LA CONSTITUYENTE SOCIAL, LA VIEJA Y CLAUDICANTE HISTORIA DEL PROGRESISMO ARGENTINO, Y EL PAPEL DE LA IZQUIERDA

La Constituyente Social es la nueva cara del viejo proyecto de DeGenaro y sus huestes de consolidar una herramienta política basada en las concepciones que rigen la CTA. Más allá de que esta última aparece ante la sociedad como una central de trabajadores, su composición va más allá de ello: y es que también la integran pequeños y medianos propietarios, comerciantes e industriales (PyMes, Federación Agraria), lo que algunos llamamos pequeña burguesía, dándole una característica pluriclasista a la Central. Esa concepción fue la que llevó a la burocracia que la dirige a asumir políticas no independientes de clase, sino que puso a la Central como furgón de cola de diversos proyectos de sectores de la burguesía – según ellos- “menos salvaje” o más “humanizada”: así apoyaron y conformaron al Frente Grande, el Frepaso, el Frenapo… la Alianza, y coquetearon con Carrió y con Kirchner, e incluso últimamente algunos sectores con la patronal agraria. Hoy la CTA está dirigida por Hugo Yasky, un genuflexo al kirchnerismo que hace aparecer de “izquierda” a De Genaro, pero los dos conviven y son responsables de decisiones vergonzantes de la dirección de la CTA: en las jornadas del 2001 brilló por su ausencia mientras trabajadores eran masacrados en las calles; después del asesinato de Kosteki y Santillán, mientras Délía repetía el discurso de Duhalde, nuevamente la inacción fue la opción de estos personajes; o con el asesinato del Carlos Fuentealba, donde se lanzó el Paro Nacional sólo después de la confirmación de la muerte del compañero, como si las condiciones miserables de los docentes y la represión misma no fueran razones suficientes. La postura de la Central durante uno de los periodos más críticos de la historia argentina fue realmente lamentable.
A pesar de ello, es capaz de presentar escenarios que condicionan al resto de las organizaciones del campo popular e incluso revolucionario. La convocatoria a una marcha “Contra el Hambre” y por la “Redistribución de la Riqueza” para el próximo 12 de diciembre es una clara prueba de ello.

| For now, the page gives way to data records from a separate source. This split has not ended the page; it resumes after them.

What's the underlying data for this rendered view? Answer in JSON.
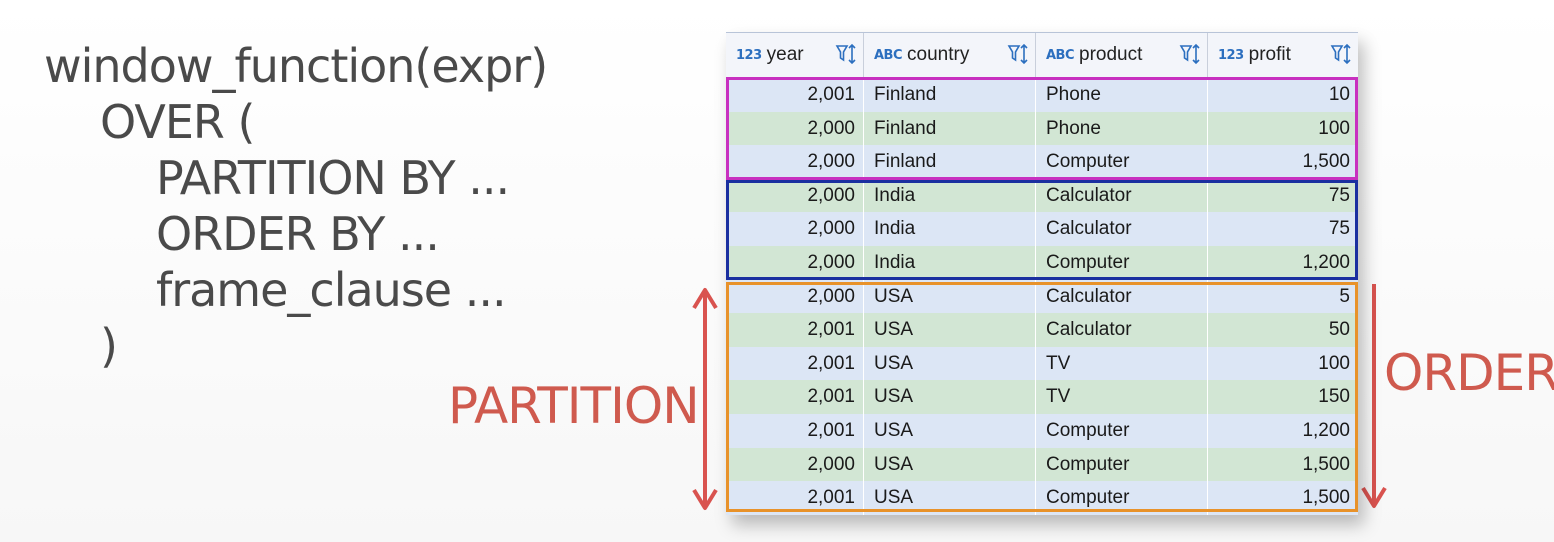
{
  "code": {
    "lines": [
      "window_function(expr)",
      "OVER (",
      "PARTITION BY ...",
      "ORDER BY ...",
      "frame_clause ...",
      ")"
    ]
  },
  "labels": {
    "partition": "PARTITION",
    "order": "ORDER"
  },
  "colors": {
    "partition_finland": "#c830c0",
    "partition_india": "#1a2fa0",
    "partition_usa": "#e8922a",
    "arrow": "#d9534f",
    "row_blue": "#dce6f5",
    "row_green": "#d2e6d4"
  },
  "grid": {
    "columns": [
      {
        "type": "123",
        "name": "year",
        "icon": "filter-sort-icon"
      },
      {
        "type": "ABC",
        "name": "country",
        "icon": "filter-sort-icon"
      },
      {
        "type": "ABC",
        "name": "product",
        "icon": "filter-sort-icon"
      },
      {
        "type": "123",
        "name": "profit",
        "icon": "filter-sort-icon"
      }
    ],
    "rows": [
      [
        "2,001",
        "Finland",
        "Phone",
        "10"
      ],
      [
        "2,000",
        "Finland",
        "Phone",
        "100"
      ],
      [
        "2,000",
        "Finland",
        "Computer",
        "1,500"
      ],
      [
        "2,000",
        "India",
        "Calculator",
        "75"
      ],
      [
        "2,000",
        "India",
        "Calculator",
        "75"
      ],
      [
        "2,000",
        "India",
        "Computer",
        "1,200"
      ],
      [
        "2,000",
        "USA",
        "Calculator",
        "5"
      ],
      [
        "2,001",
        "USA",
        "Calculator",
        "50"
      ],
      [
        "2,001",
        "USA",
        "TV",
        "100"
      ],
      [
        "2,001",
        "USA",
        "TV",
        "150"
      ],
      [
        "2,001",
        "USA",
        "Computer",
        "1,200"
      ],
      [
        "2,000",
        "USA",
        "Computer",
        "1,500"
      ],
      [
        "2,001",
        "USA",
        "Computer",
        "1,500"
      ]
    ]
  }
}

Haciendo base en lo antedicho, es que debemos considerar, más allá del mayor o menor acuerdo con las consignas, quién es el que las declama y quién es el que convoca. Si Bush hace una proclama por la Paz Mundial ¿quién puede creerle? Siguiendo la misma lógica: ¿cómo siquiera considerar las propuestas de aquellos que han agachado, ninguneado o entregado las luchas de los compañeros trabajadores de base? ¿cómo asistir a las convocatorias de aquellos que no defendieron los derechos de los trabajadores como corresponde en los momentos más críticos de la historia del país? Más aún teniendo en cuenta el acuerdo al que se llegó en Jujuy, de no "pegarle" al gobierno, un gobierno que no duda en reprimir la protesta social, y que incluso aprobó la Ley Antiterrorista a pedido del Imperio en crisis.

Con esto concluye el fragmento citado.